The percentage of California’s budget spent paying bondholders will climb to its highest since at least 1977 even as the state borrows less, Treasurer Bill Lockyer said.
Debt service will increase to 7.8 percent of the general fund in the fiscal year that began July 1 from 7.1 percent last year, Lockyer said in his annual debt-affordability report released today. The portion was 2.36 percent in 1991 and 1.47 percent in 1977. California is the largest issuer of municipal debt in the U.S.
Lockyer and Governor Jerry Brown imposed a moratorium on selling bonds through the first eight months of this calendar year as they sought to erase a $26 billion deficit. The reason for the increase in the debt-service percentage is because, even though debt issues flattened, tax revenue declined by almost 7 percent, Lockyer said.

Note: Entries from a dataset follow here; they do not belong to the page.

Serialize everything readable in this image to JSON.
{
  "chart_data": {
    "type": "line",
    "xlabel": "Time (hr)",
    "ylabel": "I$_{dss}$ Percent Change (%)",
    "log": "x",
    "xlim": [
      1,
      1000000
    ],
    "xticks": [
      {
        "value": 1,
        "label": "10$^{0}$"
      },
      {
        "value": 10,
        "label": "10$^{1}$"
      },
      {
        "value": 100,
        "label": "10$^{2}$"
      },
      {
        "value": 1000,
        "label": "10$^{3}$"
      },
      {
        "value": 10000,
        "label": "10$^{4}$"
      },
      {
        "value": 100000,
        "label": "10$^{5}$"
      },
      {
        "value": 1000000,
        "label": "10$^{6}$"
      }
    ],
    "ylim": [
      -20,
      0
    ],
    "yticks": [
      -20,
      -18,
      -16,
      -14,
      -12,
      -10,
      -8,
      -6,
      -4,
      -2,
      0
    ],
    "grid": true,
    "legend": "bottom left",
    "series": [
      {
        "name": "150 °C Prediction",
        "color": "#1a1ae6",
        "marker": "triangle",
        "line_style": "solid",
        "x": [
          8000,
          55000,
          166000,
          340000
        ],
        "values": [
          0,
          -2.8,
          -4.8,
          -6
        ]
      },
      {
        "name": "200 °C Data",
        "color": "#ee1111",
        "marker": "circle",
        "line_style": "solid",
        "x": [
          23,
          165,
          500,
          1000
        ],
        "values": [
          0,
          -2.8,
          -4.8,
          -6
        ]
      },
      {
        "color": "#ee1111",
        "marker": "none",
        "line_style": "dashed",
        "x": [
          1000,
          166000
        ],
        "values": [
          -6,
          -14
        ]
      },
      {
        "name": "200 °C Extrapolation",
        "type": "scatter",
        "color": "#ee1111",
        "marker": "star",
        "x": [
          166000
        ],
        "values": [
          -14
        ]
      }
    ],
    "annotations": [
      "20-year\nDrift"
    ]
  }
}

“The next 10 years will require sustained fiscal discipline and hard work,” Lockyer said in a statement. “With limited general-fund resources, we have to both heavily invest in infrastructure and adequately fund critical public services. Reducing the general fund’s infrastructure-financing burden should be in the mix of options for striking the right balance.”
The state will pay $6.9 billion in debt service from $88.5 billion in general fund revenue this year, compared with $6.8 billion of debt service from $94.8 billion in revenue last year, according to the report.
Lockyer sold $2.4 billion of general-obligation bonds Sept. 20 and plans to sell about $15 billion in total through June 2013. He sold $27 billion of long- and short-term bonds in calendar year 2010.